Physiology Building, Room 409
725 North Wolfe Street
Dr. Gould’s research interests lie at the intersection of biochemistry, cell biology, bioengineering, and human disease. At present, our lab is active in four major research areas: (1) elucidating the molecular mechanisms of exosome biogenesis; (2) using our understanding of exosome biogenesis to create engineered exosome-based tools, vaccines, and therapeutics; (3) developing expression-dependent strategies to reverse pathogenic cell phenotypes in chronic pain and other diseases; and (4) improving our tools and technologies for selecting transgenic mammalian cells.
- Exosome biogenesis
Exosomes are small secreted vesicles that play critical roles in normal cell function and human disease. To better understand how these vesicles are produced, our lab studies the intracellular trafficking and vesicular secretion of exosome marker proteins. Using this approach, we’ve found that exosome marker proteins bud primarily from the plasma membrane, that endocytosis of exosome marker proteins inhibits their vesicular secretion, and that the exosome biogenesis factor syntenin promotes the vesicular secretion of CD63 by blocking its endocytosis. Ongoing projects involve our continued interrogation of this new hypothesis of exosome biogenesis, as well as the extent to which exosome biogenesis is a cargo-driven process.
- Exosome engineering
Elucidating the major pathway of exosome biogenesis has allowed our lab to design and produce recombinantly engineered vesicles for use as tools, probes, vaccines, and therapies. Current exosome engineering projects involve creating (a) control vesicles for neurodegeneration research, (b). pseudo-hepatitis C virus (HCV) vesicles that carry E1E2 proteins for use as probes in HCV research (in collaboration with Dr. Justin Bailey), (c) neoantigen-display vesicles for use as cancer vaccines (in collaboration with Dr. Elizabeth Jaffee), and (d) vesicle-based vaccines for protection against respiratory viruses (in collaboration with Dr. Andrew Pekosz).

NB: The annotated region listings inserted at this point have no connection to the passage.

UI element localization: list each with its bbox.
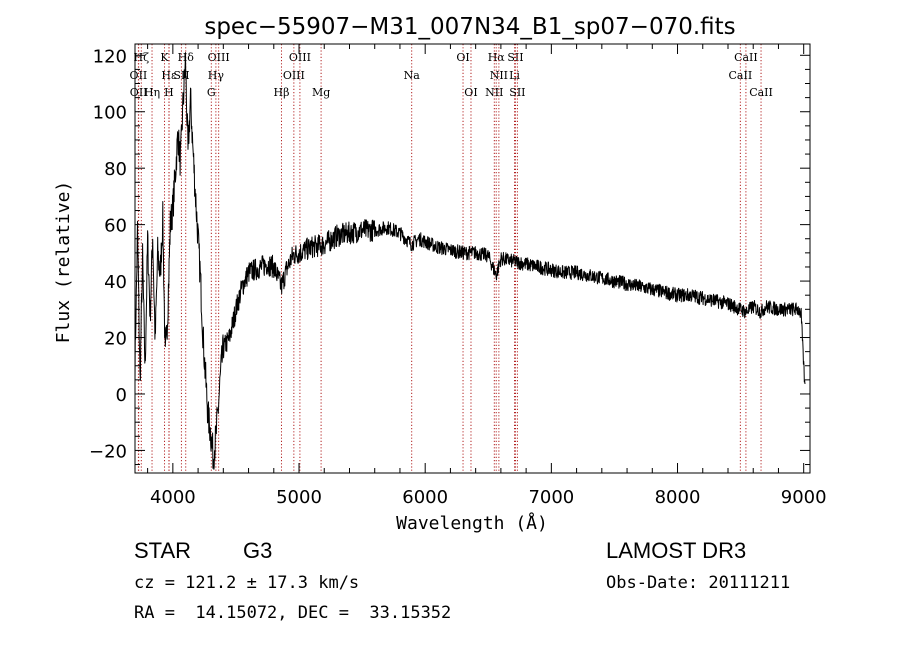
line-label: Li	[509, 69, 520, 82]
survey-name: LAMOST DR3	[606, 538, 747, 563]
line-label: OIII	[289, 51, 311, 64]
y-tick-label: 20	[104, 329, 127, 350]
chart-title: spec−55907−M31_007N34_B1_sp07−070.fits	[204, 14, 735, 40]
plot-axes: 4000 5000 6000 7000 8000 9000 −20 0 20 40 60 80 100 1…	[89, 43, 827, 508]
line-label: OI	[456, 51, 469, 64]
line-label: SII	[507, 51, 523, 64]
y-tick-label: 80	[104, 159, 127, 180]
x-tick-label: 6000	[402, 487, 448, 508]
y-axis-label: Flux (relative)	[53, 181, 74, 344]
line-label: H	[164, 86, 174, 99]
line-label: OI	[464, 86, 477, 99]
line-label: Hε	[161, 69, 177, 82]
x-axis-label: Wavelength (Å)	[396, 512, 548, 534]
line-label: Hη	[144, 86, 160, 99]
line-label: CaII	[734, 51, 758, 64]
x-tick-label: 4000	[150, 487, 196, 508]
line-label: K	[160, 51, 169, 64]
line-label: CaII	[749, 86, 773, 99]
y-tick-label: 40	[104, 272, 127, 293]
line-label: Mg	[312, 86, 330, 99]
line-label: NII	[485, 86, 503, 99]
line-label: NII	[490, 69, 508, 82]
line-label: OII	[130, 69, 148, 82]
line-label: SII	[173, 69, 189, 82]
x-tick-label: 9000	[781, 487, 827, 508]
line-label: OIII	[208, 51, 230, 64]
line-label: CaII	[729, 69, 753, 82]
line-label: SII	[509, 86, 525, 99]
line-label: G	[207, 86, 216, 99]
observation-date: Obs-Date: 20111211	[606, 573, 791, 593]
y-tick-label: −20	[89, 441, 127, 462]
spectrum-trace	[134, 52, 806, 470]
line-label: Na	[404, 69, 421, 82]
line-label: Hζ	[134, 51, 150, 64]
redshift-velocity: cz = 121.2 ± 17.3 km/s	[134, 573, 360, 593]
y-tick-label: 100	[93, 103, 127, 124]
plot-frame	[134, 43, 811, 474]
y-tick-label: 60	[104, 216, 127, 237]
ra-dec-coordinates: RA = 14.15072, DEC = 33.15352	[134, 603, 452, 623]
x-tick-label: 7000	[528, 487, 574, 508]
x-tick-label: 8000	[655, 487, 701, 508]
line-label: Hα	[488, 51, 506, 64]
y-tick-label: 120	[93, 46, 127, 67]
line-label: OIII	[283, 69, 305, 82]
line-label: Hβ	[274, 86, 290, 99]
spectrum-line	[134, 52, 806, 470]
object-subclass: G3	[243, 538, 273, 563]
x-tick-label: 5000	[276, 487, 322, 508]
line-label: OII	[130, 86, 148, 99]
y-tick-label: 0	[116, 385, 127, 406]
line-label: Hγ	[208, 69, 225, 82]
object-class: STAR	[134, 538, 192, 563]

- Expression-dependent therapies for chronic pain and other diseases
Our laboratory is developing expression-dependent therapies that fight disease by re-wiring intracellular signaling pathways of specific cell types that control disease outcomes. These studies include our development of adeno-associated virus (AAV)-delivered, sensory nerve-targeted inhibitors of chronic pain signaling pathways, to treat chronic pain (in collaboration with Dr. Michael Caterina), and AAV-delivered, T-cell-targeted inhibitors of immunosuppressive signaling pathways, to treat immunosuppression in cancers and infectious disease (in collaboration with Dr. Drew Pardoll).
- Inventing new tools and technologies for selecting transgenic cells
The selection of transgenic mammalian cells enables a wide array of basic science research, and is also key to the production of protein-based therapeutics. However, current tools and technologies are inefficient. Our lab is developing novel sets of SM genes that solve these inefficiencies, including restrictive SM genes directly select for elevated transgene expression, and protein expression and cell transgenesis (ProtECT) systems that rapidly select for the highest possible level of linked transgene expression.